Bloomberg: Paris fintech summit shows banking disruption in spotlight, crypto sidelined

Crypto fever has truly broken: that was a big takeaway this week from the Paris Fintech Forum, one of the biggest annual gatherings of its kind in Europe where 3,000 entrepreneurs, investors, bankers, and regulators descended on the neo-classical Palais Brongniart, once home to the stock exchange. Last year, with Bitcoin and its imitators soaring, attendees jammed discussions on blockchain technology.

With the top 10 crypto assets down 80 percent in the last 12 months and skepticism mounting, many fintech pros concluded that the technology may not be ready for prime time, especially in an industry this heavily regulated. Instead, the conference was about getting back to banking basics. Sessions on building branchless lenders were standing-room only, investors buzzed about how 2019 could be a banner dealmaking year, and the most controversial moment came at a panel on old-fashioned lending.

With Europe’s new payments law now requiring banks to share customer account data with fintech firms, the prevailing vibe was that there’s plenty of action without messing around with crypto.

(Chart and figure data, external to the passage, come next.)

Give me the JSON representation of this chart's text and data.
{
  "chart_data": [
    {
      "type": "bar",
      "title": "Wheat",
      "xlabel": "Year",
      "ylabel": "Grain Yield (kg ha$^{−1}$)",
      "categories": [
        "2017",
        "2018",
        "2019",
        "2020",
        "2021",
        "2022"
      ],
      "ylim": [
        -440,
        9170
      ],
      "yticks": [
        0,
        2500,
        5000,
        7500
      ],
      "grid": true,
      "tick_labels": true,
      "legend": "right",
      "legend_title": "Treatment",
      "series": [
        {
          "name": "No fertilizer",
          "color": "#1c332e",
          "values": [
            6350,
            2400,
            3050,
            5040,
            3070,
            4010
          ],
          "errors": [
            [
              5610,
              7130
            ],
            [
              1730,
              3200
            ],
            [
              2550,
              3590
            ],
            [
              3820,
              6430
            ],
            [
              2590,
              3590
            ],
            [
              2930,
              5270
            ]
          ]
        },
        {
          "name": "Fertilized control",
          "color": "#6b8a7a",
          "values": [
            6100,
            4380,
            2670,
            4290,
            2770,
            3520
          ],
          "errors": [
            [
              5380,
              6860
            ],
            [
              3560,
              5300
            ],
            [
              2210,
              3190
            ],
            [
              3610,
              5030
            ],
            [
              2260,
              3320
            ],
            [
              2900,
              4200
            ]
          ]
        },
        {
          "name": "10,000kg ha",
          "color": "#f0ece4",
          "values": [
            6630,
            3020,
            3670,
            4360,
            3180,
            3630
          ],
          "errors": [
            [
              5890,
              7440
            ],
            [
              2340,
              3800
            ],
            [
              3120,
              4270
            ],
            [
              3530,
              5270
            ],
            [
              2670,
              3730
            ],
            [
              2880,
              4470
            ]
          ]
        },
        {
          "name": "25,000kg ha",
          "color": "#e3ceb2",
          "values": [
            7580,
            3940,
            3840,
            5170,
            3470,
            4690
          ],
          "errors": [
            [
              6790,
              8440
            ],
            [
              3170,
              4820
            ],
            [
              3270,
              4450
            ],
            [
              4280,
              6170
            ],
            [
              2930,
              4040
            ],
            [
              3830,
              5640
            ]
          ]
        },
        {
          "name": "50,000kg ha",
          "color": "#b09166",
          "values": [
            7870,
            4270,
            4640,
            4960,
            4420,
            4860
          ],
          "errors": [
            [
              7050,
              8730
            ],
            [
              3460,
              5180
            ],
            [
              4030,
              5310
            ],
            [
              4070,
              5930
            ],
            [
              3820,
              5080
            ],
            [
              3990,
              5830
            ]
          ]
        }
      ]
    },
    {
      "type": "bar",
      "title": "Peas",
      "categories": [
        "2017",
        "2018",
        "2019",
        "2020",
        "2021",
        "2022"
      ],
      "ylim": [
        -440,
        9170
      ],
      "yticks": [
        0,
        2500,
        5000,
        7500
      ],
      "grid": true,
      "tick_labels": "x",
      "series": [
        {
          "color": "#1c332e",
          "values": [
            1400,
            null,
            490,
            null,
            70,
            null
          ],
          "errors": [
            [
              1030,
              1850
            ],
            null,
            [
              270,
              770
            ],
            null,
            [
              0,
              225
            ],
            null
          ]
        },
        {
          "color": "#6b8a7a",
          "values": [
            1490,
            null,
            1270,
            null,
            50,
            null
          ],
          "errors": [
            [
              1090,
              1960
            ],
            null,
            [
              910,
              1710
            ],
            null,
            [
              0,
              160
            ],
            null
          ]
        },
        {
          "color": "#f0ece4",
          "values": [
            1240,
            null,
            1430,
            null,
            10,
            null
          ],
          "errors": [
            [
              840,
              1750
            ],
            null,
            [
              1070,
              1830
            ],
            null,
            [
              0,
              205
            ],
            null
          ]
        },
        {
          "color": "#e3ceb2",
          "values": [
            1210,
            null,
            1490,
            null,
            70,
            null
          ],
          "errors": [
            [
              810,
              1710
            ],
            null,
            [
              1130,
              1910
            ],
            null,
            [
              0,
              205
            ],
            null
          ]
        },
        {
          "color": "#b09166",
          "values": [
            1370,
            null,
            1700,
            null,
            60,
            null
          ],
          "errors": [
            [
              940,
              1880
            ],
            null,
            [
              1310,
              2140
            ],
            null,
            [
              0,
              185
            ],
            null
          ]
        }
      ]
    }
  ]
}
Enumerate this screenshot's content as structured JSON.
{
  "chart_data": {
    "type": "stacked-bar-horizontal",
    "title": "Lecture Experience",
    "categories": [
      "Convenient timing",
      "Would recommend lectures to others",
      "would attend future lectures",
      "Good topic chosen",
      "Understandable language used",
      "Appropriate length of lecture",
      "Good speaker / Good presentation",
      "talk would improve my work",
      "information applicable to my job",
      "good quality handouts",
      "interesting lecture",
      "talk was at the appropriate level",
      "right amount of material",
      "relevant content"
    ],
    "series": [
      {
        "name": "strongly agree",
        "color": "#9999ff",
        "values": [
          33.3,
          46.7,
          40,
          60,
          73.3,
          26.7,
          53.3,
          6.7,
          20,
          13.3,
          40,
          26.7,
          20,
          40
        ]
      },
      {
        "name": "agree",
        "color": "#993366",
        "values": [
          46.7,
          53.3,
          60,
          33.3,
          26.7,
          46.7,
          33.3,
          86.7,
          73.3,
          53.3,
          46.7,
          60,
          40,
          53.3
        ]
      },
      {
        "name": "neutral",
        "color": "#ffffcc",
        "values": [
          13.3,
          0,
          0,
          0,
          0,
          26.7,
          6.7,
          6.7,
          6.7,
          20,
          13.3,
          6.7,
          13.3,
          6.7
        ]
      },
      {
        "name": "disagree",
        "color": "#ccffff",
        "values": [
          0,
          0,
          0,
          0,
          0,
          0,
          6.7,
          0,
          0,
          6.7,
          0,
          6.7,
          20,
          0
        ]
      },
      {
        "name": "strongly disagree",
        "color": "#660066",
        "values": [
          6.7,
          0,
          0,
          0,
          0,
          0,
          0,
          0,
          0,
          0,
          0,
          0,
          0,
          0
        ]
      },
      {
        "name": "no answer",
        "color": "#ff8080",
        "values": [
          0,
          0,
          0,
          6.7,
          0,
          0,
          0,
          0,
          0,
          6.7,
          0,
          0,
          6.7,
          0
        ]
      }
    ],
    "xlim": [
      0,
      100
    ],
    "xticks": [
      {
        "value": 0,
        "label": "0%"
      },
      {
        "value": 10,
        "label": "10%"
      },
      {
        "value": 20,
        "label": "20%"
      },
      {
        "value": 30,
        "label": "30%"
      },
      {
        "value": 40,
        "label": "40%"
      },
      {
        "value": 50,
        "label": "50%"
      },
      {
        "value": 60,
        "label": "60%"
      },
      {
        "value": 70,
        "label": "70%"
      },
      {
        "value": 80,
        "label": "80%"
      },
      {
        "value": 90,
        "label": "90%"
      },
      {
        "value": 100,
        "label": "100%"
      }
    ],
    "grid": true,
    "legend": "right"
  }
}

Perhaps nothing drove that point home more than the face-off between Gottfried Leibbrandt, the chief executive officer of Swift, and Brad Garlinghouse, the CEO of San Francisco’s Ripple Labs Inc. Swift is a 46-year-old cooperative that directs trillions of dollars in cross-border payments between thousands of banks. Garlinghouse has repeatedly vowed to leapfrog Swift’s 1970s-conceived system with a faster, cheaper blockchain-like one.

“I look at the dynamic between Ripple and Swift, and I liken it to Amazon and Wal-Mart,” Garlinghouse said on Wednesday to a packed auditorium.

Leibbrandt countered that for two years, Swift’s latest payment standard revitalized its system, letting customers track a payment like a FedEx package, and cutting transfer time to hours. Unlike Ripple, which has struggled to sign up major banks, Leibbrandt said the world’s top 60 lenders are utilizing its technology, which is already embraced by regulators.

“Banks are not ready for a model where you convert into a crypto and then convert back again,” Leibbrandt said. “It’s not clear to us that blockchain is better than what we have today.”

This week, the hot fintech jargon was “Banking-as-a-Service.” A more apt moniker might be “Bank-in-a-Box”: these ventures create digital versions of products ranging from debit cards to money transfer to account-management tools, which customers can rebrand as their own. Antony Jenkins, the former CEO of Barclays Plc, runs an outfit called 10x that has made inroads in this space.

“We’re commoditizing everything that a bank does,” said Brad van Leeuwen, head of partnerships at London-based Railsbank Ltd., as he showed a menu of offerings to prospects. Railsbank, whose slogan is “Banking in Five Lines of Code,” is capitalizing on the spread of inexpensive open source software and cloud computing.